Every season something slips. Take this summer's signings. A tick for Santi Cazorla, but Olivier Giroud and Lukas Podolski have failed to make an impact. Podolski was looked at by most of the leading European clubs and subsequently passed over. As Arsenal have found in their failed attempts to sign the likes of David Silva and Juan Mata, if a richer and/or more successful club is interested, they lose out. Wenger will not be leaving soon and certainly not before the end of the 18 months on his contract. Kroenke and Gazidis have no appetite for the attrition and pain that would cause the club. There is nothing like the critical weight of supporter feeling to force him out, in fact they sang his name at Valley Parade.
There is every chance Arsenal will beat Reading on Monday and limp on. They pull the occasional rabbit from the hat to divert the gaze from their increasing mediocrity. Defeat by Bradford was simply another marker in the road in the gradual falling of Arsenal's fortunes, not a pivotal moment from which change will spring. In fairness, a League Cup defeat should never decide a manager's future but this is a club that is very different. The more life becomes difficult for Arsenal, the closer they stick to their guns and for some that is a quality to be admired. Yet every bad day brings with it further examination of Arsenal's financial approach. There is no question they pride themselves on the fact that they will sail through Uefa's financial fair play regulations for the first monitoring period that ends in May.
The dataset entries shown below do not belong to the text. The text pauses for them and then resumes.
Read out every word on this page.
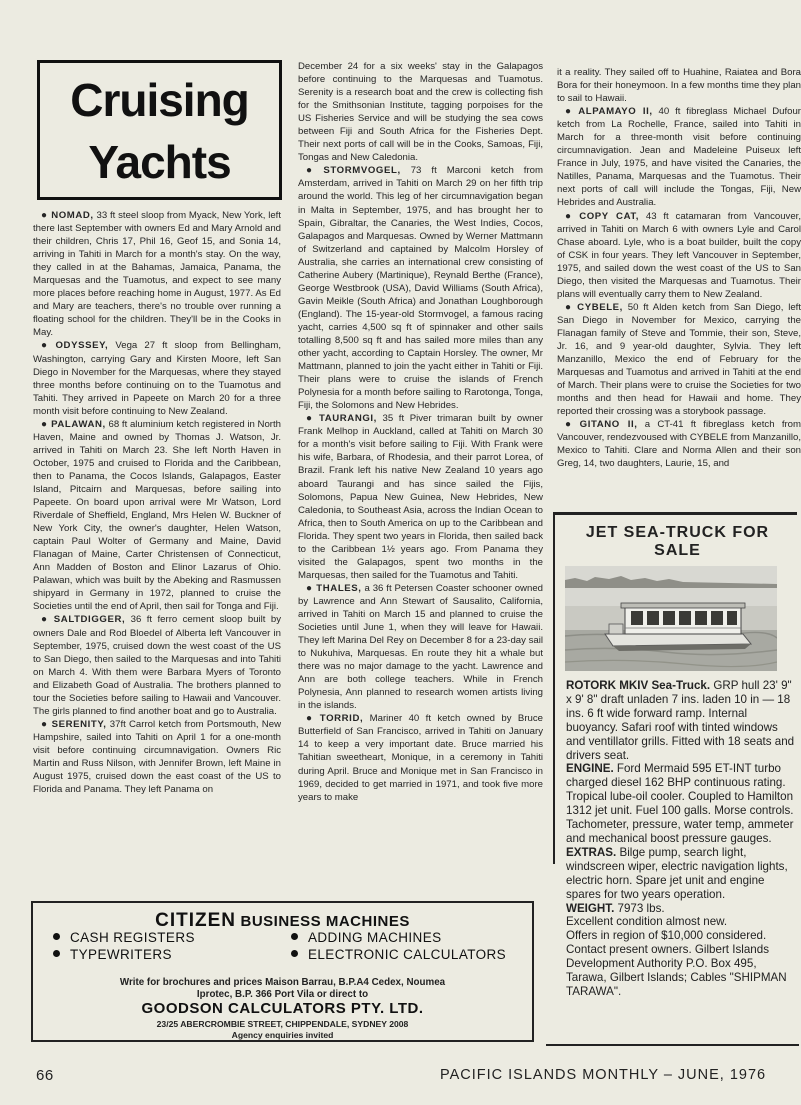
Cruising
Yachts

● NOMAD, 33 ft steel sloop from Myack, New York, left there last September with owners Ed and Mary Arnold and their children, Chris 17, Phil 16, Geof 15, and Sonia 14, arriving in Tahiti in March for a month's stay. On the way, they called in at the Bahamas, Jamaica, Panama, the Marquesas and the Tuamotus, and expect to see many more places before reaching home in August, 1977. As Ed and Mary are teachers, there's no trouble over running a floating school for the children. They'll be in the Cooks in May.

● ODYSSEY, Vega 27 ft sloop from Bellingham, Washington, carrying Gary and Kirsten Moore, left San Diego in November for the Marquesas, where they stayed three months before continuing on to the Tuamotus and Tahiti. They arrived in Papeete on March 20 for a three month visit before continuing to New Zealand.

● PALAWAN, 68 ft aluminium ketch registered in North Haven, Maine and owned by Thomas J. Watson, Jr. arrived in Tahiti on March 23. She left North Haven in October, 1975 and cruised to Florida and the Caribbean, then to Panama, the Cocos Islands, Galapagos, Easter Island, Pitcairn and Marquesas, before sailing into Papeete. On board upon arrival were Mr Watson, Lord Riverdale of Sheffield, England, Mrs Helen W. Buckner of New York City, the owner's daughter, Helen Watson, captain Paul Wolter of Germany and Maine, David Flanagan of Maine, Carter Christensen of Connecticut, Ann Madden of Boston and Elinor Lazarus of Ohio. Palawan, which was built by the Abeking and Rasmussen shipyard in Germany in 1972, planned to cruise the Societies until the end of April, then sail for Tonga and Fiji.

● SALTDIGGER, 36 ft ferro cement sloop built by owners Dale and Rod Bloedel of Alberta left Vancouver in September, 1975, cruised down the west coast of the US to San Diego, then sailed to the Marquesas and into Tahiti on March 4. With them were Barbara Myers of Toronto and Elizabeth Goad of Australia. The brothers planned to tour the Societies before sailing to Hawaii and Vancouver. The girls planned to find another boat and go to Australia.

● SERENITY, 37ft Carrol ketch from Portsmouth, New Hampshire, sailed into Tahiti on April 1 for a one-month visit before continuing circumnavigation. Owners Ric Martin and Russ Nilson, with Jennifer Brown, left Maine in August 1975, cruised down the east coast of the US to Florida and Panama. They left Panama on

December 24 for a six weeks' stay in the Galapagos before continuing to the Marquesas and Tuamotus. Serenity is a research boat and the crew is collecting fish for the Smithsonian Institute, tagging porpoises for the US Fisheries Service and will be studying the sea cows between Fiji and South Africa for the Fisheries Dept. Their next ports of call will be in the Cooks, Samoas, Fiji, Tongas and New Caledonia.

● STORMVOGEL, 73 ft Marconi ketch from Amsterdam, arrived in Tahiti on March 29 on her fifth trip around the world. This leg of her circumnavigation began in Malta in September, 1975, and has brought her to Spain, Gibraltar, the Canaries, the West Indies, Cocos, Galapagos and Marquesas. Owned by Werner Mattmann of Switzerland and captained by Malcolm Horsley of Australia, she carries an international crew consisting of Catherine Aubery (Martinique), Reynald Berthe (France), George Westbrook (USA), David Williams (South Africa), Gavin Meikle (South Africa) and Jonathan Loughborough (England). The 15-year-old Stormvogel, a famous racing yacht, carries 4,500 sq ft of spinnaker and other sails totalling 8,500 sq ft and has sailed more miles than any other yacht, according to Captain Horsley. The owner, Mr Mattmann, planned to join the yacht either in Tahiti or Fiji. Their plans were to cruise the islands of French Polynesia for a month before sailing to Rarotonga, Tonga, Fiji, the Solomons and New Hebrides.

● TAURANGI, 35 ft Piver trimaran built by owner Frank Melhop in Auckland, called at Tahiti on March 30 for a month's visit before sailing to Fiji. With Frank were his wife, Barbara, of Rhodesia, and their parrot Lorea, of Brazil. Frank left his native New Zealand 10 years ago aboard Taurangi and has since sailed the Fijis, Solomons, Papua New Guinea, New Hebrides, New Caledonia, to Southeast Asia, across the Indian Ocean to Africa, then to South America on up to the Caribbean and Florida. They spent two years in Florida, then sailed back to the Caribbean 1½ years ago. From Panama they visited the Galapagos, spent two months in the Marquesas, then sailed for the Tuamotus and Tahiti.

● THALES, a 36 ft Petersen Coaster schooner owned by Lawrence and Ann Stewart of Sausalito, California, arrived in Tahiti on March 15 and planned to cruise the Societies until June 1, when they will leave for Hawaii. They left Marina Del Rey on December 8 for a 23-day sail to Nukuhiva, Marquesas. En route they hit a whale but there was no major damage to the yacht. Lawrence and Ann are both college teachers. While in French Polynesia, Ann planned to research women artists living in the islands.

● TORRID, Mariner 40 ft ketch owned by Bruce Butterfield of San Francisco, arrived in Tahiti on January 14 to keep a very important date. Bruce married his Tahitian sweetheart, Monique, in a ceremony in Tahiti during April. Bruce and Monique met in San Francisco in 1969, decided to get married in 1971, and took five more years to make

it a reality. They sailed off to Huahine, Raiatea and Bora Bora for their honeymoon. In a few months time they plan to sail to Hawaii.

● ALPAMAYO II, 40 ft fibreglass Michael Dufour ketch from La Rochelle, France, sailed into Tahiti in March for a three-month visit before continuing circumnavigation. Jean and Madeleine Puiseux left France in July, 1975, and have visited the Canaries, the Natilles, Panama, Marquesas and the Tuamotus. Their next ports of call will include the Tongas, Fiji, New Hebrides and Australia.

● COPY CAT, 43 ft catamaran from Vancouver, arrived in Tahiti on March 6 with owners Lyle and Carol Chase aboard. Lyle, who is a boat builder, built the copy of CSK in four years. They left Vancouver in September, 1975, and sailed down the west coast of the US to San Diego, then visited the Marquesas and Tuamotus. Their plans will eventually carry them to New Zealand.

● CYBELE, 50 ft Alden ketch from San Diego, left San Diego in November for Mexico, carrying the Flanagan family of Steve and Tommie, their son, Steve, Jr. 16, and 9 year-old daughter, Sylvia. They left Manzanillo, Mexico the end of February for the Marquesas and Tuamotus and arrived in Tahiti at the end of March. Their plans were to cruise the Societies for two months and then head for Hawaii and home. They reported their crossing was a storybook passage.

● GITANO II, a CT-41 ft fibreglass ketch from Vancouver, rendezvoused with CYBELE from Manzanillo, Mexico to Tahiti. Clare and Norma Allen and their son Greg, 14, two daughters, Laurie, 15, and

JET SEA-TRUCK FOR SALE
ROTORK MKIV Sea-Truck. GRP hull 23' 9" x 9' 8" draft unladen 7 ins. laden 10 in — 18 ins. 6 ft wide forward ramp. Internal buoyancy. Safari roof with tinted windows and ventillator grills. Fitted with 18 seats and drivers seat.
ENGINE. Ford Mermaid 595 ET-INT turbo charged diesel 162 BHP continuous rating. Tropical lube-oil cooler. Coupled to Hamilton 1312 jet unit. Fuel 100 galls. Morse controls. Tachometer, pressure, water temp, ammeter and mechanical boost pressure gauges.
EXTRAS. Bilge pump, search light, windscreen wiper, electric navigation lights, electric horn. Spare jet unit and engine spares for two years operation.
WEIGHT. 7973 lbs.
Excellent condition almost new.
Offers in region of $10,000 considered.
Contact present owners. Gilbert Islands Development Authority P.O. Box 495, Tarawa, Gilbert Islands; Cables "SHIPMAN TARAWA".
CITIZEN BUSINESS MACHINES
CASH REGISTERS
TYPEWRITERS
ADDING MACHINES
ELECTRONIC CALCULATORS
Write for brochures and prices Maison Barrau, B.P.A4 Cedex, Noumea
Iprotec, B.P. 366 Port Vila or direct to
GOODSON CALCULATORS PTY. LTD.
23/25 ABERCROMBIE STREET, CHIPPENDALE, SYDNEY 2008
Agency enquiries invited
66	PACIFIC ISLANDS MONTHLY – JUNE, 1976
Their last accounts posted a £36.6m profit, but that was boosted by player sales. The football operation made a loss. The wages bill was £143m, £50m more than Spurs. Ticket prices, as every Arsenal fan knows, are the most expensive in the league.
The tales of Arsenal's increasing parsimony are legendary. At one point, a visitor to the training ground who asked for a television screen to be switched on to a live match was told the club did not have the channel. The local provider had quoted Arsenal the higher rate paid by pubs and restaurants and the club refused to pay it.